US inflation rises, expectations for rate cuts diminish
Early Thursday, UK GDP data exceeded many forecasts, showing the UK economy grew 0.1% quarter-over-quarter. Industrial production also bounced back more than anticipated, recovering 0.7% month-over-month in June, even after May’s figure fell to -1.3%.
On the flip side, US producer price index (PPI) inflation surged to a monthly high of 3.3%, with core PPI inflation climbing to 3.7% year-on-year.

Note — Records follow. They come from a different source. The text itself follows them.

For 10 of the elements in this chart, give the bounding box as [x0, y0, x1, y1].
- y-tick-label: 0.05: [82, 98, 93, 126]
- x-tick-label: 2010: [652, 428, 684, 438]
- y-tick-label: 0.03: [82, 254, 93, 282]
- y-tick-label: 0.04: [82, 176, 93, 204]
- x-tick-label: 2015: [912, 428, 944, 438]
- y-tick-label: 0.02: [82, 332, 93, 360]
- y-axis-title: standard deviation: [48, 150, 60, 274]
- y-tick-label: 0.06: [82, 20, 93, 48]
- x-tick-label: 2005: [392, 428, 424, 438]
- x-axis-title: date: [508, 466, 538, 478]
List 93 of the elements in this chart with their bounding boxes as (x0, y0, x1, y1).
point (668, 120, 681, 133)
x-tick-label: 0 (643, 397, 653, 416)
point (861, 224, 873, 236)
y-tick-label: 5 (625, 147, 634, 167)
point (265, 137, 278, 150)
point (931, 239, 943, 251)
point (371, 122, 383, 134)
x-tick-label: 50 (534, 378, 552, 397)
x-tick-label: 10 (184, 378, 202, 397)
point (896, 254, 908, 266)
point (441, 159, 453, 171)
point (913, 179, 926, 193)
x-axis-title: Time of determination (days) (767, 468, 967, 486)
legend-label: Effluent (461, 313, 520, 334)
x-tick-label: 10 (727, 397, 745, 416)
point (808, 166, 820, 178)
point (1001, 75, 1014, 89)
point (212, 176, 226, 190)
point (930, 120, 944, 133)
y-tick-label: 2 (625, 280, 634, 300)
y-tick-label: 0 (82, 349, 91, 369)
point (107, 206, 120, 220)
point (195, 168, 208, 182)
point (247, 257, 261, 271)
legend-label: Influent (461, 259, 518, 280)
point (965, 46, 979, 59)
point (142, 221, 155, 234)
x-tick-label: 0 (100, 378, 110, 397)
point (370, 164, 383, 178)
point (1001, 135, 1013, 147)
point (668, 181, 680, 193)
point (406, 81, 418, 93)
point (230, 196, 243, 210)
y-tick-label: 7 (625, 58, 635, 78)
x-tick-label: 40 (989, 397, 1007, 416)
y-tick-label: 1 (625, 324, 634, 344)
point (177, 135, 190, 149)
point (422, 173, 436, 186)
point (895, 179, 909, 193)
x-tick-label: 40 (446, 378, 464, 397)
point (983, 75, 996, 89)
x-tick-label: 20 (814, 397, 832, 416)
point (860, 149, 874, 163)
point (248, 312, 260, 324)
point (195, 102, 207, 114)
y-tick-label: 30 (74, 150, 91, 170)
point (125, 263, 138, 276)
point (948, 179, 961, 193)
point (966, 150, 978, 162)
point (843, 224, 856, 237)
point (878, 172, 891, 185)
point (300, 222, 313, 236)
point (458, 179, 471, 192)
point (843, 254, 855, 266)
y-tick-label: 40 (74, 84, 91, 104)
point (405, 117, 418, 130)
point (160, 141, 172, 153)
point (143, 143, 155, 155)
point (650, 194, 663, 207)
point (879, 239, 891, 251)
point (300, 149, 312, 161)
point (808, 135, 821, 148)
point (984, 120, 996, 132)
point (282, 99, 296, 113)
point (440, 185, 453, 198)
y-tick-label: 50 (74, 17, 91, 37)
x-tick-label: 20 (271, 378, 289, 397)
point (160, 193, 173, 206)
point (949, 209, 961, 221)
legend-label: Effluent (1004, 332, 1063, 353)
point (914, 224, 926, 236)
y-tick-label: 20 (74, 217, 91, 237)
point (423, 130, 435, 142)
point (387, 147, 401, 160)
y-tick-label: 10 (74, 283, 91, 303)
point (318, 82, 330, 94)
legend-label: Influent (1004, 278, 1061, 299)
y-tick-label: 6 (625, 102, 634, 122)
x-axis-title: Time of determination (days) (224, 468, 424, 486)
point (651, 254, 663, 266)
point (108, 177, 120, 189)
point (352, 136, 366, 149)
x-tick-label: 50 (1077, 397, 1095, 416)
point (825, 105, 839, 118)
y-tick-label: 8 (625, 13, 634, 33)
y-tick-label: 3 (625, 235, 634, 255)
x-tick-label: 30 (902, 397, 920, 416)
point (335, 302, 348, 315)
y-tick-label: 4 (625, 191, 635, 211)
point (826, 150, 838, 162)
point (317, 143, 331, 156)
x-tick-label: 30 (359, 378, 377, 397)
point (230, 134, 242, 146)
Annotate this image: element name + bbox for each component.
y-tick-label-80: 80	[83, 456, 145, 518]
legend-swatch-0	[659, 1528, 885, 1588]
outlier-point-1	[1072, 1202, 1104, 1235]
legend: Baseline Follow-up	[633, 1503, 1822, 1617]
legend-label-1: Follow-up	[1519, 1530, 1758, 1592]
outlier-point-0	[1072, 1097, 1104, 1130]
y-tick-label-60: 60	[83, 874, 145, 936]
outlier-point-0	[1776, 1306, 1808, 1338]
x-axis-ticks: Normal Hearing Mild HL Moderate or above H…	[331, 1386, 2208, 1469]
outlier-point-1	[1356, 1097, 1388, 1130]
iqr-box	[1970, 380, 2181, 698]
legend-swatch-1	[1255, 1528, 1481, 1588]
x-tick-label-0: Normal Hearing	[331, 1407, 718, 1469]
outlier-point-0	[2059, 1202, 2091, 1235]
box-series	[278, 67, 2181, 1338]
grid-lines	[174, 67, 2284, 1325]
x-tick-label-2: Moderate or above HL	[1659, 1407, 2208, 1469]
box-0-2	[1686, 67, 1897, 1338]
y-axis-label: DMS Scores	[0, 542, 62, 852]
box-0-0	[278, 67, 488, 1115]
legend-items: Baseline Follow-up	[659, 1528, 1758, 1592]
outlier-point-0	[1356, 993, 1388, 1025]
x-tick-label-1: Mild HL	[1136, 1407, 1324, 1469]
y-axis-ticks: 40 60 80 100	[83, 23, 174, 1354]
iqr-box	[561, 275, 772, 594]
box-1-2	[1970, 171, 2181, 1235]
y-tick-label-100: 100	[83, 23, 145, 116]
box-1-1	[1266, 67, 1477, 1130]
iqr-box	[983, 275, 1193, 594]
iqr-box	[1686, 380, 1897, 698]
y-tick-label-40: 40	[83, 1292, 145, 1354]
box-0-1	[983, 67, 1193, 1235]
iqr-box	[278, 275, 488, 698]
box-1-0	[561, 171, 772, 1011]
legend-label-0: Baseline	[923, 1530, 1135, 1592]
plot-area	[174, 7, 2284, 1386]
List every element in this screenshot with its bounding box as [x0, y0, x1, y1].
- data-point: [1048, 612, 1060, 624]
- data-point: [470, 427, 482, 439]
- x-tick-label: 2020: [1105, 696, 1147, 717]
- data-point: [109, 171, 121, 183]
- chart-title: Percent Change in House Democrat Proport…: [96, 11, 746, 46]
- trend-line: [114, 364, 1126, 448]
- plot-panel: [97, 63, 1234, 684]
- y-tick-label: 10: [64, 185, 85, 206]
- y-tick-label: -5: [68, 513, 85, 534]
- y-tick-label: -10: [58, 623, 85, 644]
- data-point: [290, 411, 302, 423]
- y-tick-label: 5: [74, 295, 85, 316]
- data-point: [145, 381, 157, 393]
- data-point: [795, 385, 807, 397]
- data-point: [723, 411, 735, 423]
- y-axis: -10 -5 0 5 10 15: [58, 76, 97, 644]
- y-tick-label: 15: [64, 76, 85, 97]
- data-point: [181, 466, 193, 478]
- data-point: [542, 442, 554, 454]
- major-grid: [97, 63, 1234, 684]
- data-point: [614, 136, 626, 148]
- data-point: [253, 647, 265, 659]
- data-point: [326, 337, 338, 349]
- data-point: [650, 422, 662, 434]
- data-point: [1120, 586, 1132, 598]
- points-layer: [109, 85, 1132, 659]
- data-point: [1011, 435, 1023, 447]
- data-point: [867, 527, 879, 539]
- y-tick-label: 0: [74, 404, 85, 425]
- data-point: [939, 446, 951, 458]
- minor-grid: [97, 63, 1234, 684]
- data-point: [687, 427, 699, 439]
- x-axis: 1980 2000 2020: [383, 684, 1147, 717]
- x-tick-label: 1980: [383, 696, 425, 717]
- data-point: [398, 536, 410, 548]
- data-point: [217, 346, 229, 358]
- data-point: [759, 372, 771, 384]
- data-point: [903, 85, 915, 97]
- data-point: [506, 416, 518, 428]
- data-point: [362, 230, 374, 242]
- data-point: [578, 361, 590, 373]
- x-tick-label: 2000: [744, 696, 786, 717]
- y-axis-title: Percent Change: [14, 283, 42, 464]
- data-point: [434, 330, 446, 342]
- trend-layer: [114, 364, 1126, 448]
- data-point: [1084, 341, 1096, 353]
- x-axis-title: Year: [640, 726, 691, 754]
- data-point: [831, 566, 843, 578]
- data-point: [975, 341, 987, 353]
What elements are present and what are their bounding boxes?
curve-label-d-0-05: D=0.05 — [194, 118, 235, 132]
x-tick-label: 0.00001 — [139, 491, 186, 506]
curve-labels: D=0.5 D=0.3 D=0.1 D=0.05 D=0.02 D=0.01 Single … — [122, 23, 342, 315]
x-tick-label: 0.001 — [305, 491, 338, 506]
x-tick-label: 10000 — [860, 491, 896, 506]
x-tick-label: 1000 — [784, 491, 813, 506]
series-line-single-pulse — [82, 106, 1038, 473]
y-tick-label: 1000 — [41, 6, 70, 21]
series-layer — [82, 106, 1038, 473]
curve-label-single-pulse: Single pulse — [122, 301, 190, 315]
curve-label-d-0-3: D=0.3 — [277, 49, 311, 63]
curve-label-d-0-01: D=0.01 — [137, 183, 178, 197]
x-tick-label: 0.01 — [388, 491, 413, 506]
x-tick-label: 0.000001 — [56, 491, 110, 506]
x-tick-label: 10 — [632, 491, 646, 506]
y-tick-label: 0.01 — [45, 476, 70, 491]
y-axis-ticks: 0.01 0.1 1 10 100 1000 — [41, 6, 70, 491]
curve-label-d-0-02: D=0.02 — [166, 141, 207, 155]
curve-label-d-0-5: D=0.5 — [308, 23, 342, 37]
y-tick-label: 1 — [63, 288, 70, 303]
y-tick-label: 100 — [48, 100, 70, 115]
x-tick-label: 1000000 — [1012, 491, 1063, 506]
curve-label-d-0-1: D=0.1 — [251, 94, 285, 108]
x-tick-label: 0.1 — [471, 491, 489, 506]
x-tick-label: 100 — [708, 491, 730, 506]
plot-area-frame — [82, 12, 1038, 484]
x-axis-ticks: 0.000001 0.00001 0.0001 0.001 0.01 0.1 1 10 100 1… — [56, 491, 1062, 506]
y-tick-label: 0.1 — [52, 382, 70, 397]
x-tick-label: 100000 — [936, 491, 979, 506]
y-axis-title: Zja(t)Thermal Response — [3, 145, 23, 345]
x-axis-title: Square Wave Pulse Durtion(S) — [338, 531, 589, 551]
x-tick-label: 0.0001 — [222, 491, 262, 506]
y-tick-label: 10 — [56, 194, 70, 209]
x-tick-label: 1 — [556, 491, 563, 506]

These rising inflationary pressures have altered expectations for three interest rate cuts from the Federal Reserve by year-end, although the market still prices in at least two cuts. The Fed is expected to raise rates by 25 basis points on September 17.
Looking ahead, US Retail Sales and the University of Michigan Consumer Sentiment Index will be key data points on Friday. Additionally, there are ongoing reports of US President Donald Trump announcing meetings with Russian President Vladimir Putin, which may provide traders with various headlines to consider as the trading week closes. Despite Trump’s claims of being a master negotiator, he has encountered challenges in securing the concessions he desires from other countries.
GBP/USD Daily Chart
Pound Sterling FAQ
Pound Sterling (GBP), the oldest currency still in use today since 886 AD, is the official currency of Britain. According to 2022 data, it’s the fourth most traded currency globally, accounting for 12% of forex transactions, with an average daily volume of $630 billion. Its main trading partner is GBP/USD, known as “cable,” along with GBP/JPY, or “dragon,” and EUR/GBP.
The value of Sterling is primarily influenced by monetary policy dictated by the Bank of England. If inflation rates are too high or too low, the BOE adjusts interest rates accordingly to either curb inflation or stimulate economic growth. Higher rates can attract global investors, enhancing GBP, while lower rates may weaken it.
Economic indicators like GDP, manufacturing and service PMIs, and employment rates can significantly impact Sterling’s value. A healthy economy tends to boost GBP, drawing in foreign investment and potentially leading to interest rate increases.
The trade balance measures the difference between a country’s exports and imports over a set period. A positive trade balance, driven by strong exports, typically strengthens the currency, while a negative balance can weaken it.